Wednesday, April 10, 2013

Our Decrepit Constitution: Its Secret Meaning


Our Decrepit Constitution: Its Secret Meaning

The Framers of the Constitution came from the English tradition of common law. Under common law, laws are not written but deduced from similar court cases. An important concept in common law is stare decisis, which requires the court to follow tradition, so that if a court decides a case a certain way, it will be bound by its own prior decision.

A problem arises when a court, especially the Supreme Court, is not bound by its prior decisions. The Supreme Court, in Bush v. Gore (2000), rejected previously settled law by overturning the ruling of the Florida Supreme Court. The majority of the Court decided that the Florida Supreme Court did not have the right to interpret Florida election law. This contravened the judgment in Marbury v. Madison (1803), which ruled, “[i]t is emphatically the province and duty of the judicial department to say what the law is.” The Republican majority of the court thus overruled a decision that had stood for nearly 200 years to elect the presidential candidate of their party.
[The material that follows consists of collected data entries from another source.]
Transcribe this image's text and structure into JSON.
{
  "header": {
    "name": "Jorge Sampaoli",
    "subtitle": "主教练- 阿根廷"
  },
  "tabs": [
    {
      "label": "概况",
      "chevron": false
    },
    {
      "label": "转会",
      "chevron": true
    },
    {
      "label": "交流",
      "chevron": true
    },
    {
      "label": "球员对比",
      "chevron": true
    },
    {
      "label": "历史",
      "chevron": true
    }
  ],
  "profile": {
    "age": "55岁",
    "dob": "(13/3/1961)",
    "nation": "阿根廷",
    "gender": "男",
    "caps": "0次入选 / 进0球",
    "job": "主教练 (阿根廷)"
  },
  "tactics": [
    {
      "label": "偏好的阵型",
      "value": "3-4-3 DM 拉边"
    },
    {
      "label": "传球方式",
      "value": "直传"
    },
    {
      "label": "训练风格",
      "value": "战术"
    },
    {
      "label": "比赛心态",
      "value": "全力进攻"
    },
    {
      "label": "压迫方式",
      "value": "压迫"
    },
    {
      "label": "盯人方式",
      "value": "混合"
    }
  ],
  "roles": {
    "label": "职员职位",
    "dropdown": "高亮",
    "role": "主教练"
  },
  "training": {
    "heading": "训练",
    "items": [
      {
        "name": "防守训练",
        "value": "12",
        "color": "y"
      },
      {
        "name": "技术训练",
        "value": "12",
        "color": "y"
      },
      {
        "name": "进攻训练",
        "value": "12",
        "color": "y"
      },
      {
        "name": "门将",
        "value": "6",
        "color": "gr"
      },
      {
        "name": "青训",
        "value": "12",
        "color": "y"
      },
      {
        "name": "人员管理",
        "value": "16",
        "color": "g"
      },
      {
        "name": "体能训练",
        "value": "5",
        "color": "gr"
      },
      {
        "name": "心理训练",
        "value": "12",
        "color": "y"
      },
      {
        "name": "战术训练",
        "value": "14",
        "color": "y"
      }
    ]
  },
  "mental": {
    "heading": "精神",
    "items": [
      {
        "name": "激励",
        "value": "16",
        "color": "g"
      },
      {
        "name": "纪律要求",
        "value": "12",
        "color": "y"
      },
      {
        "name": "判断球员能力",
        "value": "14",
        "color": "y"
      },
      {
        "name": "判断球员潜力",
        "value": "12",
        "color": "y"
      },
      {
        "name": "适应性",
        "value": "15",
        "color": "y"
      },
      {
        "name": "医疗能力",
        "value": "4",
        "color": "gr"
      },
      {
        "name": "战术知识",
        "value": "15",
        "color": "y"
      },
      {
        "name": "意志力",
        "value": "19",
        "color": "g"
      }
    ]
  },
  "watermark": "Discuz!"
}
The Supreme Court, in Citizens United v. FEC, overturned 100 years of precedent upholding the Tillman Act (1907) which limited corporate contributions to political campaigns. In doing so, the Court found that the campaign finance law violated the First Amendment, something which was not mentioned in the original claim. The Court thus gave itself authority to rule a law unconstitutional without having a representative case brought to its attention. The Court's failure to abide by its own earlier decisions struck a blow against the means by which the law does not change erratically but in a principled and intelligible fashion.

The result of these rulings was a critical wound to public confidence in the Supreme Court in particular and the law itself in general. State legislatures have begun passing bills that obviously contradict Supreme Court decisions and Constitutional Amendments. The Kansas legislature yesterday passed a bill that defines life as beginning at fertilization and bans abortion based on fetal gender altogether. These provisions of the new bill patently violate the Supreme Court's ruling in Roe v. Wade (1973). Several other states have passed similar laws limiting the availability of abortion. All of these laws presume that the Supreme Court will overturn a ruling it made 40 years ago. The Court will do this not because of any change in technology or public sentiment, but simply because it does not agree with the earlier decision.

Another provision of the Kansas bill prohibits Planned Parenthood from teaching sex education in the public schools. Supporters of such laws do not claim that Planned Parenthood gives false information in their classes. State Rep. Bette Grande (R-Fargo) introduced a similar bill in North Dakota. Rep. Grande said that Planned Parenthood was not part of the way business was conducted in her state.

This state of affairs has been brought about by the Supreme Court's attempt to set itself up as the supreme branch of government, which may at any time decide to strike down reasonable laws made by legislatures or decisions made by other courts for the simple reason that this court, for obvious political reasons, disagrees with them. The Courts decisions may be described as obviously political because observers can predict which way individual justices will rule based on their political affiliation alone.

The situation resembled the state of affairs in Japan before the issuance of its constitution in 1868. The Japanese lords made legal decisions without consulting precedent or legal codes because there were none. Japanese subjects had to obey the lords because there was no appeal from an arbitrary or unjust decision. The Supreme Court seeks to institute just such a government, where laws are not made by the people, but by Supreme Court Justices, who, like the prophets of the Old Testament, reveal the secret meaning of the Constitution.